= Luc Perino =

French physician and writer

Luc Perino (born in 1947 in Toulon, France), is a French physician, essayist, and a novelist. He is known for his promotion of general and clinical medicine and of Darwinian medicine.

Perino first practised in rural areas of France. He then went to Central Africa where he practised tropical medicine. He later lived in South China for two years. In 1990, Perino resumed his practice in France and then started to teach clinical medicine and Human and Social Sciences at the University of Lyon, highlighting his classes with his broad experience.

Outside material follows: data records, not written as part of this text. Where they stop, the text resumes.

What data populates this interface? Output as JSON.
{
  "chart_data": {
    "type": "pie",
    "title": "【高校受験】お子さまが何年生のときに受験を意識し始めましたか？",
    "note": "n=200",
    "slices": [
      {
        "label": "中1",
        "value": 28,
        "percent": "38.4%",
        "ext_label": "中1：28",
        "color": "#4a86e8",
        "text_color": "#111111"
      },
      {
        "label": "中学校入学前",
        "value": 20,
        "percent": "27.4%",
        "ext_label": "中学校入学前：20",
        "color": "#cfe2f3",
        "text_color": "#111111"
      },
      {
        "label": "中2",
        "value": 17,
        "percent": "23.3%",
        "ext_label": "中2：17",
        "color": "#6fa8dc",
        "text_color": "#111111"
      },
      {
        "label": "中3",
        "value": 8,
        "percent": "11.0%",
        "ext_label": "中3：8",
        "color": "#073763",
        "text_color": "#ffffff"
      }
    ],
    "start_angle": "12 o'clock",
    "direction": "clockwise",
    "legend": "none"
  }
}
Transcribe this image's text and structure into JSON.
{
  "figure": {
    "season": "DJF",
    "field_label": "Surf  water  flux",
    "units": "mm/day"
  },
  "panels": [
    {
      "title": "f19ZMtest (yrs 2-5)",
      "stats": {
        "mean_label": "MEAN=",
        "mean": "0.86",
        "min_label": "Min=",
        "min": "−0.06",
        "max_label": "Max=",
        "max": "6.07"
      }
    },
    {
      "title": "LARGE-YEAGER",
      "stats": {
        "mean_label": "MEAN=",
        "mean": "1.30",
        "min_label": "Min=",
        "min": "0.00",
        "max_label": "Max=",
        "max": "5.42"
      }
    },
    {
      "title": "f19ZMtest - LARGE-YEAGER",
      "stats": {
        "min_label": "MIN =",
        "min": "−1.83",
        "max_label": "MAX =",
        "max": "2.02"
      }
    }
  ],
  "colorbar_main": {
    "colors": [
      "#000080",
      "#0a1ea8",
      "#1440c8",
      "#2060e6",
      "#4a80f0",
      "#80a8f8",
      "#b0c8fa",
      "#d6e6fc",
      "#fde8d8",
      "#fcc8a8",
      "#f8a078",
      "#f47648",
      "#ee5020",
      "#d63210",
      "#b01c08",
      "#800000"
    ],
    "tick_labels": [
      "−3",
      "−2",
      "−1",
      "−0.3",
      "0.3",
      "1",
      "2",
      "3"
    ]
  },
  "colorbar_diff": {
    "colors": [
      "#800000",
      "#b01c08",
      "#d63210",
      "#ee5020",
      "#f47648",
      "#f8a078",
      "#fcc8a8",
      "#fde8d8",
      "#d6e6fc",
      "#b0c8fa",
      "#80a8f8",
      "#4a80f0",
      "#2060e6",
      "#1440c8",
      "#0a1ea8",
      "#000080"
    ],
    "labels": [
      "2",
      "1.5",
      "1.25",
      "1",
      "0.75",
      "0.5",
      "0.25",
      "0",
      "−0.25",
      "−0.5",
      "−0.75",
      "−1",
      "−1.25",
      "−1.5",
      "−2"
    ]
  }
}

Perino plays the medical doctor in the movie The Consultation shot in 2007 by Hélène de Crecy, a one-hour and half documentary taking place behind closed doors in the office of a general practitioner.

==Books==
Perino is the author of several essays and novels the main topics of which are medicine and biology, anthropology and the history of science:

- Les nouveaux paradoxes de la médecine (new paradox of medicine), 2012
- A quoi sert vraiment un médecin? (What good is a doctor?), 2011
- Une brève histoire du médicament (A short story of drugs), 2009. An essay about drugs and their history, ranging from the remote times of Homo Sapiens, when they resorted to magic and the divine to the new scientific market dominated by the invading and intrusive drug industry which influences the medical thinking and everyone's behavior.
- Darwin viendra-t-il (Will Darwin Come?), 2008. The setting is Oxford on Saturday 30 June 1860, a few months after the astonishing publication of Charles Darwin's "On the Origin of Species". The British Science Association has set up a debate between the representatives of the Anglican Church and the Science Academy, both hostile to the natural selection theory promoted by Darwin. The author takes advantage of this debate to draw a gallery of portraits of Victorian scientists, religious and public figures.
- Humeurs médicales (Medical humour), 2006
- La sagesse du médecin (The Physician's Wisdom), 2004. The practice of a medical doctor can be seen as an iniatory journey and a way to discover oneself and the world. Each case leaves the physician pondering over life and Perino shows through many examples how simple questions has led him to thinking far from what he had been taught at the Medical school.
- Carnets de santé (Medical Record), 2004
- Le Bobologue, 2001. A neologism which could be translated as "Physician of scratches, sores and pains". Today the healing roles of a physician are multiple: psychiatrist, confessor, healer of many sores and wounds. In the end, the author is inclined to think that after 10.000 years a clinical physician is for his patients a shaman or a wizard.